Начальник вокзала приказал отцепить эти вагоны с дезертирами и загнать их в тупик. Дальнейшая судьба этих несчастных мне неизвестна. Наконец с группой человек в десять я все же проник в пассажирский вагон, а остальным приказал по мере возможности ехать в Алма-Ату, где я буду ежедневно встречать их на вокзале. Дней за пять мне удалось выловить на алма-атинском вокзале и сдать в Республиканский военкомат 30 человек, именно то необходимое количество призывников, которое и было определено для мобилизации Каратальскому военкомату.

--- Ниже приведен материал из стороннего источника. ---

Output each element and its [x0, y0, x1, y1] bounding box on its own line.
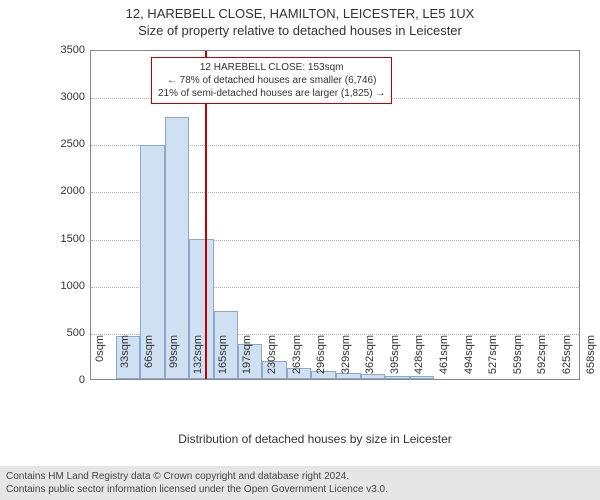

Хотя многие из тех, кого я доставил в военкомат, были, конечно, из других районов, но не имели на руках никаких документов и были рады хоть куда-нибудь определиться.

В республиканском райвоенкомате мне, выполнившему мобилизационный план, выдали полностью довольствие для наших уштобских старичков-лейтенантов, а они на радостях, превысив свои полномочия, выдали мне предписание — следовать в Тбилиси для дальнейшего прохождения службы.

Я предполагал навсегда расстаться со своей женой, однако ее слезные просьбы, и всегда достойная и самоотверженная Анна Васильевна, попросившая вывезти их в Россию, побудили меня помочь им. Я вписал на оборотной стороне командировочного предписания «с ним следуют жена имярек и теща», мои старички поставили свою печать и на обороте, и мы в начале 1944 года покинули Уштобе, где прожили в трудах и заботах 15 месяцев и похоронили нашего сына Мишеньку.

В Закфронте (так именовался округ) начальник физподготовки был мой сокурсник Володя Фламин. Он очень обрадовался встрече и обещал направить меня начальником физподготовки дивизии. Однако отдел кадров решил иначе. Там быстро смекнули, что Каратальский военкомат не имел права направлять меня «для прохождения дальнейшей службы» куда бы то ни было, и мне было предложено за свой счет возвратиться в Уштобе.